The door opened gaining our attention. May entered with Gram following, the latter wearing a cast on her left arm that was held to her body in a type of a sling that kept her from moving the arm. They had broad smiles on their faces as if they had won the lottery. "You ready to go home Magpie?" Gram asked. "I think we can start decorating for Christmas now that the season of disaster is behind us."
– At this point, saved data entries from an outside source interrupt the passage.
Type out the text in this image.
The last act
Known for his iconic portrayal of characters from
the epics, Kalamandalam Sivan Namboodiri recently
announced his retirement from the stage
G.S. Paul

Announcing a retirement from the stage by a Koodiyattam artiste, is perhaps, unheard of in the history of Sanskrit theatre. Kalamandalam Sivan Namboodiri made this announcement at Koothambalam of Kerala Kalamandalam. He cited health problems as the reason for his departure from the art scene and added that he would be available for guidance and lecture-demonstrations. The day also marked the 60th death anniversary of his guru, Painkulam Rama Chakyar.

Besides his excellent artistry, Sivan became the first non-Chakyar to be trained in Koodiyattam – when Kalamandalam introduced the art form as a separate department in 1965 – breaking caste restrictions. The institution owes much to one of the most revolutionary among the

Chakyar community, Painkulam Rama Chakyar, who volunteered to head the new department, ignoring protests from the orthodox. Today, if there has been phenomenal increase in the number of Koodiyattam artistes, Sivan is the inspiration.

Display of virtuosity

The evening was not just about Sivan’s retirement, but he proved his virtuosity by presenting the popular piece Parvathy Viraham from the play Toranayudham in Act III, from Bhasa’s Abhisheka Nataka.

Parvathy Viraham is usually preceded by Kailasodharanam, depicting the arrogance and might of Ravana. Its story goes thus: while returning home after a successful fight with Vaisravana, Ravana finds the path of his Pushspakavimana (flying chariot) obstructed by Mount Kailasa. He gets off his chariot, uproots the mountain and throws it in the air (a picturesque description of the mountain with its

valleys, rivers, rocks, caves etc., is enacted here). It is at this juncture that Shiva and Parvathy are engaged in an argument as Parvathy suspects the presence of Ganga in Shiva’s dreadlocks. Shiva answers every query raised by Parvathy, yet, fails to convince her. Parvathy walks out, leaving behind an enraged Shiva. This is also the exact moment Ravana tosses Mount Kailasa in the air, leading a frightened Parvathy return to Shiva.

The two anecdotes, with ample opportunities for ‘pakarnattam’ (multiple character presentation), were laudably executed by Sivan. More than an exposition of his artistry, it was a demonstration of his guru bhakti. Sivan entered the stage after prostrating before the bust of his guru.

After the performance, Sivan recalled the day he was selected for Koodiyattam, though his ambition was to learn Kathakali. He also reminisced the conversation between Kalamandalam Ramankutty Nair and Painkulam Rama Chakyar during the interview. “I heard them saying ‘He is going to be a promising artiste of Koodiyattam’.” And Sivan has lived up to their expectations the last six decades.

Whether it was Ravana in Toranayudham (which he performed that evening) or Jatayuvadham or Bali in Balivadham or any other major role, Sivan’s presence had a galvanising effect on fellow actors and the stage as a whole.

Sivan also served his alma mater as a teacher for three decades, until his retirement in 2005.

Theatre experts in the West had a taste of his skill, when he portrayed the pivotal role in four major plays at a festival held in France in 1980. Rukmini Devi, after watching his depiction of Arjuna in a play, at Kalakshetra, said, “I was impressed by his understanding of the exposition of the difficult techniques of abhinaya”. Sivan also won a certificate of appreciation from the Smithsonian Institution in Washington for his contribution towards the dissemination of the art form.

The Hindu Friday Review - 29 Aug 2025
I ran to her and hugged as tight as I could without touching her injured arm. She held me long enough for me to be the first to let go. I was so relieved to see she wasn't severely injured. There was so much I wanted to say to her, but I just couldn't get words to form. She kissed the top of my head and whispered, "I know, sweetie. I know." I took solace in her statement about the disasters being over. I believed her. I waved goodbye to Darren and Erin and left feeling a lot lighter than when I had arrived.